Capital Case Roundup — Death Penalty Court Decisions the Week of September 142020

NEWS (9/17/20) — Florida: The Florida Supreme Court has denied post-conviction relief to Ken Lott, retroactively applying its new rule that a death sentence imposed under the state’s unconstitutional judicial fact-finding statute did not violate Lott’s right to a jury trial because the jury had unanimously found an aggravating circumstance. The court held that Lott’s Sixth Amendment right to a jury trial in his capital sentencing proceeding extended only to the determination of whether the defendant was eligible for the death penalty, not whether aggravating circumstances outweighed reasons to spare his life.

Lott was sentenced to death in 1995 for first-degree murder. Although Lott’s indictment did not specify any specific aggravating circumstance, the court ruled that Lott was not unconstitutionally sentenced to death because the jury had unanimously found that he had a previous conviction for assault, which is an aggravating factor under Florida law.

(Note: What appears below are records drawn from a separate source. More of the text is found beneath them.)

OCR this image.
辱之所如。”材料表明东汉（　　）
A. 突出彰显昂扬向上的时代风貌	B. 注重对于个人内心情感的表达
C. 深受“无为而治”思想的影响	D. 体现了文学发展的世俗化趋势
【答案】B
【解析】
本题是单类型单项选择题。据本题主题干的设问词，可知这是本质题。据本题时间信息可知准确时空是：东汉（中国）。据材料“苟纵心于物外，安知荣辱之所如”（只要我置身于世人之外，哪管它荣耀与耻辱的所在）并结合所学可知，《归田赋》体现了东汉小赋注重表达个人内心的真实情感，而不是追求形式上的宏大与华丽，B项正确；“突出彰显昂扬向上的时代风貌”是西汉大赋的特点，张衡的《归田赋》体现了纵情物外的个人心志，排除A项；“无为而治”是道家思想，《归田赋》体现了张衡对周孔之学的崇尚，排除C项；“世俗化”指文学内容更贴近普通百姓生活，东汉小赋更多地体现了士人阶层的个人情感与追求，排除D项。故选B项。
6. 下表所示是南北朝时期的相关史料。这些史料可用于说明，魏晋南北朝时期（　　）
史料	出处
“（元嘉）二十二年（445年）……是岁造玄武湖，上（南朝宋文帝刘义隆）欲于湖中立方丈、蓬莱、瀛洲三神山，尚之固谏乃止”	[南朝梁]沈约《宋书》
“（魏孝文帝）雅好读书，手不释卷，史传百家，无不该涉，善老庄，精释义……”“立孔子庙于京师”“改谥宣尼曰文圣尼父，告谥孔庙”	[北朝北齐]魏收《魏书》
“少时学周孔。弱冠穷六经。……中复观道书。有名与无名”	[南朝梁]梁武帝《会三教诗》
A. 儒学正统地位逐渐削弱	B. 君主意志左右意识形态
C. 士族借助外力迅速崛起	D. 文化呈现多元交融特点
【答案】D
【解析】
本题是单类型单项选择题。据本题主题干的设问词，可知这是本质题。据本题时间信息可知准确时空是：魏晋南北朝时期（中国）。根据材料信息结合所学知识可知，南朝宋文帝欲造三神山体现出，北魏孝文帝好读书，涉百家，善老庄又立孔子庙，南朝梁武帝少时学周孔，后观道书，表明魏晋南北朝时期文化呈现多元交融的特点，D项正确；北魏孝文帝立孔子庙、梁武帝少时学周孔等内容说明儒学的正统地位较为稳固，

The court had previously denied Lott’s appeal of an order denying him DNA testing of the evidence in his case.


NEWS (9/16/20) —Tennessee: A Shelby County trial court has ruled that Pervis Payne is entitled to DNA testing of physical evidence in his case. Judge Paula Skahan authorized testing on several items of physical evidence that were withheld from the defense until 2019. District Attorney Amy Weirich, who opposed the motion, said she would not appeal the order. However, she planted the seeds for an argument that the presence of someone else’s DNA may be a product of contamination, saying she “ha[s] concerns that touch DNA has been deposited on the items over the last 33 years since the murders happened.” The ruling may have an impact on Payne’s scheduled December 3 execution date.


NEWS (9/16/20) — Texas: The Texas Court of Criminal Appeals has overturned the death sentence imposed on Mexican national Juan Lizcano, finding that he is ineligible for the death penalty because of intellectual disability. The court initially upheld Lizcano’s death sentence, imposing an unconstitutional standard for assessing his intellectual disability. After the U.S. Supreme Court struck down the court’s approach in Moore v. Texas, the Texas appeals court returned Lizcano’s case to the trial court to reconsider his intellectual disability claim. The Texas Tribune reports that Lizcano is “at least the sixth death row inmate whose sentence was reduced after the U.S. Supreme Court slammed Texas’ methods for determining intellectual disability.”